Direttore ospedale Wuhan muore di Coronavirus. "Falla" Westerdam, mille sbarchi senza test

Direttore ospedale Wuhan muore di Coronavirus. "Falla" Westerdam, mille sbarchi senza test

La Commissione sanitaria municipale di Wuhan ha confermato che Liu Zhiming, direttore del Wuchang Hospital di Wuhan, è morto questa mattina a 51 anni. Una news online della tv statale Cctv ha scritto che il personale medico inviato dal Beijing Xiehe Hospital aveva riferito che Liu era deceduto per il coronavirus alle 10:30 locali (3:30 in Italia) dopo il fallimento di tutti i tentativi per salvargli la vita. La Commissione, in seguito, ha fissato l’ora del decesso alle 10:54, quando già da ieri sera si erano diffuse le voci sulla sua morte.

Il bilancio aggiornato. È salito a 1.800 il bilancio delle vittime del Coronavirus in Cina. Secondo gli ultimi dati diffusi da Pechino, le vittime sono passate a 1.800 a causa della morte di altre 93 persone nella regione dell’Hubei, epicentro del virus. In base al bilancio giornaliero della commissione sanitaria provinciale, inoltre, ci sono stati 1.807 nuovi casi di coronavirus, un dato in calo rispetto al giorno precedente, quando i contagi registrati erano 1.933.

L’Oms vede segnali incoraggianti. I dati, ha spiegato il numero uno dell’agenzia di Ginevra, Tedros Adhanom Ghebreyesus, sembrano mostrare “un calo di nuovi contagi ma questo trend va interpretato con molta cautela perché può cambiare: è presto per dire se questo andamento in calo continuerà. Ogni scenario resta aperto”, ha aggiunto, mentre una delegazione di esperti dell’Oms è a Pechino per una missione di collaborazione e approfondimento con la parte cinese. Il coronavirus “può essere prevenuto ed è curabile”, ha chiarito da parte sua Guo Yanhong, funzionario dell’amministrazione ospedaliera della Commissione sanitaria nazionale (Nhc), nel briefing quotidiano di Pechino sull’epidemia. 

Impatto sul Pil. Moody’s taglia le stime sul Pil della Cina per l’anno in corso dal 5,8% al 5,2% a causa delle turbolenze create dall’epidemia del coronavirus. L’agenzia di valutazione ha messo in guardia anche che gli effetti della situazione si ripercuoteranno soprattutto in tutta l’Asia. La Cina da deciso l’esenzione dai dazi sull’import di una lista di beni come attrezzature mediche Usa che includono monitoraggio del paziente, trasfusioni di sangue e strumenti per misurare la pressione del sangue, nel mezzo dell’epidemia del coronavirus. Dal 2 marzo saranno accettate le domande delle società domestiche importatrici per ottenere l’esenzione dai dazi addizionali imposti durante la guerra commerciale su alcuni prodotti Usa, secondo l’annuncio fatto dalla Customs Tariff Commission del Consiglio di Stato, il governo centrale.

La falla Westerdam. C’erano anche tre italiani e due italo-brasiliani tra i passeggeri a bordo della nave da crociera americana Westerdam sbarcati nei giorni scorsi nel porto cambogiano di Sihanoukville senza controlli particolari o alcuna forma di quarantena.

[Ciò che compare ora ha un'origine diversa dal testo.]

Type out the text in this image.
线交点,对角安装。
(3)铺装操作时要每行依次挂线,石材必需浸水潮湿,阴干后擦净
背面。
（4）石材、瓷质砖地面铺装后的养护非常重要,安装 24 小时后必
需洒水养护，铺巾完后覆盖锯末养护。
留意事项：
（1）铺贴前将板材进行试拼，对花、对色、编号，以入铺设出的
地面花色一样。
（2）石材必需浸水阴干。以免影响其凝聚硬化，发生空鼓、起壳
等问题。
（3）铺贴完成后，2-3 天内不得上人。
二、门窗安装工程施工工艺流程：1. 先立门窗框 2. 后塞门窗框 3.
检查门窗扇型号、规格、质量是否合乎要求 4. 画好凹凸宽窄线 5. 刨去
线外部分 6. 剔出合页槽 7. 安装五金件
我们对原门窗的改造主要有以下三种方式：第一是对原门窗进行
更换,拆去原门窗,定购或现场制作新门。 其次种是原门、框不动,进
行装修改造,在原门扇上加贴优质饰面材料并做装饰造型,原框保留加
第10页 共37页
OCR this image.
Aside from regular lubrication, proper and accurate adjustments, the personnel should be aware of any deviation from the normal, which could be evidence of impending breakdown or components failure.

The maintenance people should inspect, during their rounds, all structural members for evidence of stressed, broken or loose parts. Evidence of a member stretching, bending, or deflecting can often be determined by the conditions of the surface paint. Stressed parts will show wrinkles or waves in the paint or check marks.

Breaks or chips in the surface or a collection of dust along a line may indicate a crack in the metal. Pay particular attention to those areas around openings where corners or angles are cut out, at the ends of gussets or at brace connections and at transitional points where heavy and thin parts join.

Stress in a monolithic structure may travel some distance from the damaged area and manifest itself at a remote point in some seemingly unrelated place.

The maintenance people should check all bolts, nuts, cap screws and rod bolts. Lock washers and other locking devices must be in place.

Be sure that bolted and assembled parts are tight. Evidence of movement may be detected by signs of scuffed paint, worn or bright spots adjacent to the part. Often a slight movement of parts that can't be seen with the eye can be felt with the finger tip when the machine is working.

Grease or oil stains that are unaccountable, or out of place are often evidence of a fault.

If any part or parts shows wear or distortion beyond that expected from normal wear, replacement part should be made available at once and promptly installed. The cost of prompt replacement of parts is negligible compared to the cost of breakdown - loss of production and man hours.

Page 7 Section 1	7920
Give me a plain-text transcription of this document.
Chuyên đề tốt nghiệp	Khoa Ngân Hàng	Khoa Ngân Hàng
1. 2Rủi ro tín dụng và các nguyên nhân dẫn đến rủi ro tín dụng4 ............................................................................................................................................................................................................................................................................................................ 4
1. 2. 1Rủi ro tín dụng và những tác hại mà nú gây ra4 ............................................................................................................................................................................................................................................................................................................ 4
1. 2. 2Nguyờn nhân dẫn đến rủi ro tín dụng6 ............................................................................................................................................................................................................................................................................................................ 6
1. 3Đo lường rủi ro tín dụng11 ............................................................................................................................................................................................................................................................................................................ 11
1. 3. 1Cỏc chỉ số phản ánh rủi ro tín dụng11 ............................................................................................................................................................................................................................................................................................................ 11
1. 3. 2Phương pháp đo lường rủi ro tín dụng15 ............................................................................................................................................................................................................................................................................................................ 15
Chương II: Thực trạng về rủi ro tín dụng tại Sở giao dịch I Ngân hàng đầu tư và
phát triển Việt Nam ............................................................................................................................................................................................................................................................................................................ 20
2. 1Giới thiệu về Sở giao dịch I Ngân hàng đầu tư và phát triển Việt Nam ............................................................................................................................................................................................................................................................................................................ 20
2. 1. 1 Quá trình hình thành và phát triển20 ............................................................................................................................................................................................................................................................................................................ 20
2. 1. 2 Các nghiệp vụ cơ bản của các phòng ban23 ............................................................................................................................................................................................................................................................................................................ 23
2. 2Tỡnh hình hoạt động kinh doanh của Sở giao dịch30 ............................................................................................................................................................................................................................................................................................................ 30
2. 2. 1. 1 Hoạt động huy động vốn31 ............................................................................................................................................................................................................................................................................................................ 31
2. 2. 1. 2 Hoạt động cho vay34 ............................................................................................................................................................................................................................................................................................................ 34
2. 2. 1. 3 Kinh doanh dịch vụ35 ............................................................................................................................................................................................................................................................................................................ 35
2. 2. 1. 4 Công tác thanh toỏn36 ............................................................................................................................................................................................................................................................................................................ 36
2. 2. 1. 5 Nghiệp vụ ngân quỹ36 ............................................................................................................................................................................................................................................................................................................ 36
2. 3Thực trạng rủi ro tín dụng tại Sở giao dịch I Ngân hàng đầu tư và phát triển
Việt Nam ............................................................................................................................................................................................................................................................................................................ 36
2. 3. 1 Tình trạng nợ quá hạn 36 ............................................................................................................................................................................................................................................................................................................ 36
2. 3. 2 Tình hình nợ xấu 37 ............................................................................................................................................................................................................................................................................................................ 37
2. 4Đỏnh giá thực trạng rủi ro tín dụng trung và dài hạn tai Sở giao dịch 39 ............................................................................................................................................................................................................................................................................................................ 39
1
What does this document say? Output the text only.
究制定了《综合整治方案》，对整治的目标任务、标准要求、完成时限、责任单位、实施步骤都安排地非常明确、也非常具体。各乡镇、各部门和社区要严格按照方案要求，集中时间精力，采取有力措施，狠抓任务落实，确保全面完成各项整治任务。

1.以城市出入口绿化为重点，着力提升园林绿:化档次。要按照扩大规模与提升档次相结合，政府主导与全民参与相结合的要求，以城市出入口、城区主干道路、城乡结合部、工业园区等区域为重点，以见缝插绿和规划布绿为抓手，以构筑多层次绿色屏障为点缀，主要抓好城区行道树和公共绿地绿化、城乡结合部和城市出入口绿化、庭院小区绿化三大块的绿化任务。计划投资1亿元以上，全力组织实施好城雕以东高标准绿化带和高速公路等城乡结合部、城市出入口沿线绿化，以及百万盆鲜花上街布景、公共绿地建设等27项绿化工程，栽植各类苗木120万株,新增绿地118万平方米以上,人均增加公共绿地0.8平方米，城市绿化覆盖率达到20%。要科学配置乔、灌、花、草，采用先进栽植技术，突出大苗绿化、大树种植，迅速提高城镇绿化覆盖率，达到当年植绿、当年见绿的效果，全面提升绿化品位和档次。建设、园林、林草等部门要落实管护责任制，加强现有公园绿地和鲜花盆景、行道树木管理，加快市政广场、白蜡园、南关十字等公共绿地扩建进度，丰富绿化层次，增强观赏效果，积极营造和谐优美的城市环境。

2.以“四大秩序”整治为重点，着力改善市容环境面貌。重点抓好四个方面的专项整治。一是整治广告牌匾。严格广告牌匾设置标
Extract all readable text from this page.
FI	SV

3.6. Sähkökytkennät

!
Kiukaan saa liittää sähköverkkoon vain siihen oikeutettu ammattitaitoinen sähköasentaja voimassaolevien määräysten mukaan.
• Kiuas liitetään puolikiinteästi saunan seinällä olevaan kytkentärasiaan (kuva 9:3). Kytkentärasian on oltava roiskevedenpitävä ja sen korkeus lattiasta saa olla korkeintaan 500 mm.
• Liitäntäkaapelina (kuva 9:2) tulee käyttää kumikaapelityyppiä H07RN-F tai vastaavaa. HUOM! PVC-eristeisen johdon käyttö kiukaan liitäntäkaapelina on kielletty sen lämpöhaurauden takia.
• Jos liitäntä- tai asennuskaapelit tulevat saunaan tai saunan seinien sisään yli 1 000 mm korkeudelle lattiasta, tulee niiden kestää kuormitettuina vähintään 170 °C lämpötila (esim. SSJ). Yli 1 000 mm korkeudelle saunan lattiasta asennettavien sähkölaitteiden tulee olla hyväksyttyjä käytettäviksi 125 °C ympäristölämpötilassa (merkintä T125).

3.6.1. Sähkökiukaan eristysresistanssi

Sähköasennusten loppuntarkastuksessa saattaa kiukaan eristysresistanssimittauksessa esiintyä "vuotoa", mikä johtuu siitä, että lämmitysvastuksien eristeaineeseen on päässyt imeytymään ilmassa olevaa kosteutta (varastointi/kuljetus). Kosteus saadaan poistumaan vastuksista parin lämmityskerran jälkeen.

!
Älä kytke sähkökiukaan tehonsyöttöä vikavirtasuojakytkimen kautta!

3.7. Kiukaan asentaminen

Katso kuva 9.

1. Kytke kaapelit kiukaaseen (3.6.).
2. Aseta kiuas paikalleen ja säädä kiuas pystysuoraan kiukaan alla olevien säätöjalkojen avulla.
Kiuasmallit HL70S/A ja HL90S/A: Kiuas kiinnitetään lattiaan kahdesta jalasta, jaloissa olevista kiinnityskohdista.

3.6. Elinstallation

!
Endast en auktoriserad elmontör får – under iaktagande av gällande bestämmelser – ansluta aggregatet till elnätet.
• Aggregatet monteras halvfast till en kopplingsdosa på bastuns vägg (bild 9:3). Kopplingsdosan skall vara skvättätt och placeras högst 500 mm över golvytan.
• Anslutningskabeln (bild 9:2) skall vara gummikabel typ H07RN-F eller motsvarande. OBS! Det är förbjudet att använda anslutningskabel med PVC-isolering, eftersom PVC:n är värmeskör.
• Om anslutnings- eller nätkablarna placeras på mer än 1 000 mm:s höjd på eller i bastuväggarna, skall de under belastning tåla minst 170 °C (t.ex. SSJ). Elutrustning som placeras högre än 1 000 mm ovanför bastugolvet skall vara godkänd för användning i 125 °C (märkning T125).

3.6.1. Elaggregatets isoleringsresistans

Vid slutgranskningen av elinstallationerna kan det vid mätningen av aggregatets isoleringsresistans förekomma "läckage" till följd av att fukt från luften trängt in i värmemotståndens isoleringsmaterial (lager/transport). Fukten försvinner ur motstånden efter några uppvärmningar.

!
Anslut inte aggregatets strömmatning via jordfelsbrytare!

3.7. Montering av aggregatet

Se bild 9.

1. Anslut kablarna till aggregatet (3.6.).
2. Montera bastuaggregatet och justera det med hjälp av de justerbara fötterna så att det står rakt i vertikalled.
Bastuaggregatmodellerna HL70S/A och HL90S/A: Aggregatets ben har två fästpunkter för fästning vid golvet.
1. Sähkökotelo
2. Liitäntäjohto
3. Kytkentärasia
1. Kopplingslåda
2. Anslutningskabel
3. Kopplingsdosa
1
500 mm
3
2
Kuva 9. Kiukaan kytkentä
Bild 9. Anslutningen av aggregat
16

Il ministro della Sanità cambogiano
ha reso noto, in un comunicato diffuso dai media, che sono 1.010, su un totale di 2.257 a bordo, le persone autorizzate a sbarcare dalla crociera Westerdam negli ultimi tre giorni. Sulla nave ha viaggiato una 83enne americana poi trovata positiva al coronavirus

Il Ministero della Salute italiano spiega che i connazionali sono tutti sotto controllo. Dei cinque italiani a bordo, uno è rientrato in Italia ed è monitorato costantemente dalle autorità sanitarie locali. Non presenta sintomi ed è in isolamento domiciliare volontario. Un altro è rientrato in Germania, senza sintomi. È in isolamento volontario domiciliare, monitorato. Nella stessa condizione il terzo italiano rientrato dalla Cambogia direttamente in Slovacchia. Gli ultimi due, italo-brasiliani, sono ancora a bordo.

La Cambogia aveva autorizzato la nave ad attraccare nella città portuale di Sihanoukville venerdì dopo avere ricevuto il rifiuto di altri Paesi come il Giappone e la Thailandia, per timore che a bordo ci fosse il coronavirus. Il premier cambogiano Hun Sen ha respinto le accuse di negligenza: “Abbiamo dovuto aiutarli, abbiamo dovuto affrontare “una crisi umanitaria”, si è giustificato l’uomo forte del regno al potere dal 1985 che è andato a salutare i croceristi con dei fiori, ma senza la protezione di una mascherina.